[pygtk] Problem with Notebook - stop-emission doubts

John Finlay finlay at moeraki.com
Sat Dec 27 04:49:42 WST 2008


Alessandro Dentella wrote:
> On Wed, Dec 24, 2008 at 01:22:49PM +0100, Gian Mario Tagliaretti wrote:
>   
>> On Wed, Dec 24, 2008 at 9:57 AM, Frédéric
>> <frederic.mantegazza at gbiloba.org> wrote:
>>
>>     
>>> PS: BTW, where did you find the stop_emission() method? I can't retreive it
>>> in the doc...
>>>       
>> it a gobject method:
>> http://library.gnome.org/devel/pygobject/stable/class-gobject.html#method-gobject--stop-emission
>>     
>
> following the docs I have several questions?
>
>   1. the explanation is exactly the same as for "emit_stop_by_name": which
>      is the difference? 
>
>   
They are the same.
> """
>   The stop_emission() method stops the current emission of the signal
>   specified by detailed_signal
> """
>
>   2. "current emission" means the emission of the signal that is now
>      handled? if this is the case, what's the need for specifying the name?
>   
A signal could be emitted within a signal emission.

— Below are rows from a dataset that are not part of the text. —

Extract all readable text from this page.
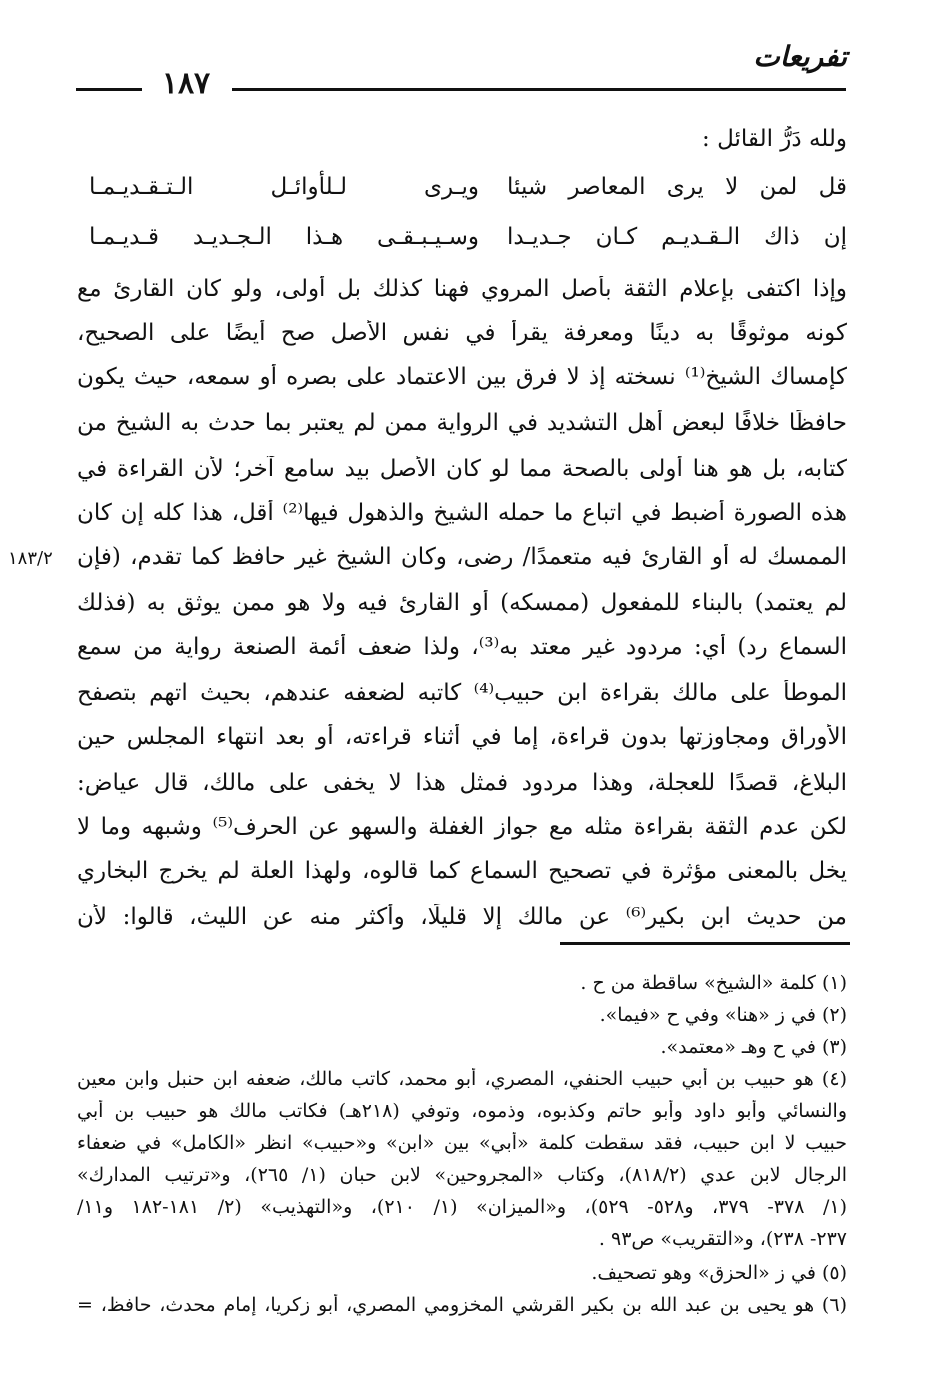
تفريعات
١٨٧
ولله دَرُّ القائل :
قل لمن لا يرى المعاصر شيئا
ويـرى لـلأوائـل الـتـقـديـمـا
إن ذاك الـقـديـم كـان جـديـدا
وسـيـبـقـى هـذا الـجـديـد قـديـمـا
وإذا اكتفى بإعلام الثقة بأصل المروي فهنا كذلك بل أولى، ولو كان القارئ مع
كونه موثوقًا به دينًا ومعرفة يقرأ في نفس الأصل صح أيضًا على الصحيح،
كإمساك الشيخ⁽¹⁾ نسخته إذ لا فرق بين الاعتماد على بصره أو سمعه، حيث يكون
حافظًا خلافًا لبعض أهل التشديد في الرواية ممن لم يعتبر بما حدث به الشيخ من
كتابه، بل هو هنا أولى بالصحة مما لو كان الأصل بيد سامع آخر؛ لأن القراءة في
هذه الصورة أضبط في اتباع ما حمله الشيخ والذهول فيها⁽²⁾ أقل، هذا كله إن كان
الممسك له أو القارئ فيه متعمدًا/ رضى، وكان الشيخ غير حافظ كما تقدم، (فإن
١٨٣/٢
لم يعتمد) بالبناء للمفعول (ممسكه) أو القارئ فيه ولا هو ممن يوثق به (فذلك
السماع رد) أي: مردود غير معتد به⁽³⁾، ولذا ضعف أئمة الصنعة رواية من سمع
الموطأ على مالك بقراءة ابن حبيب⁽⁴⁾ كاتبه لضعفه عندهم، بحيث اتهم بتصفح
الأوراق ومجاوزتها بدون قراءة، إما في أثناء قراءته، أو بعد انتهاء المجلس حين
البلاغ، قصدًا للعجلة، وهذا مردود فمثل هذا لا يخفى على مالك، قال عياض:
لكن عدم الثقة بقراءة مثله مع جواز الغفلة والسهو عن الحرف⁽⁵⁾ وشبهه وما لا
يخل بالمعنى مؤثرة في تصحيح السماع كما قالوه، ولهذا العلة لم يخرج البخاري
من حديث ابن بكير⁽⁶⁾ عن مالك إلا قليلًا، وأكثر منه عن الليث، قالوا: لأن
(١) كلمة «الشيخ» ساقطة من ح .
(٢) في ز «هنا» وفي ح «فيما».
(٣) في ح وهـ «معتمد».
(٤) هو حبيب بن أبي حبيب الحنفي، المصري، أبو محمد، كاتب مالك، ضعفه ابن حنبل وابن معين
والنسائي وأبو داود وأبو حاتم وكذبوه، وذموه، وتوفي (٢١٨هـ) فكاتب مالك هو حبيب بن أبي
حبيب لا ابن حبيب، فقد سقطت كلمة «أبي» بين «ابن» و«حبيب» انظر «الكامل» في ضعفاء
الرجال لابن عدي (٨١٨/٢)، وكتاب «المجروحين» لابن حبان (١/ ٢٦٥)، و«ترتيب المدارك»
(١/ ٣٧٨- ٣٧٩، و٥٢٨- ٥٢٩)، و«الميزان» (١/ ٢١٠)، و«التهذيب» (٢/ ١٨١-١٨٢ و١١/
٢٣٧- ٢٣٨)، و«التقريب» ص٩٣ .
(٥) في ز «الحزق» وهو تصحيف.
(٦) هو يحيى بن عبد الله بن بكير القرشي المخزومي المصري، أبو زكريا، إمام محدث، حافظ، =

>   3. How is it different from returning True? 
>      I tested it with::
>
>         b = gtk.Button("Press me")
>         e = gtk.Entry()
>         b.connect('clicked', self.on_clicked1)
>         b.connect('clicked', self.on_clicked2)
>
>         e.connect('key-press-event', self.on_key_press_event1)
>         e.connect('key-press-event', self.on_key_press_event2)
>
>
>      on_clicked2 cannot be inhibited returning True from on_clicked1 while 
>      on_key_press_event1 *can* be inhibited simply returning True.
>
>      Both can be inhibited using stop_emission.
>  
Some signals provide an explicit means of stopping the signal emission 
using a return value from a handler. The "clicked" handler is not 
supposed to provide a return value so returning True does nothing.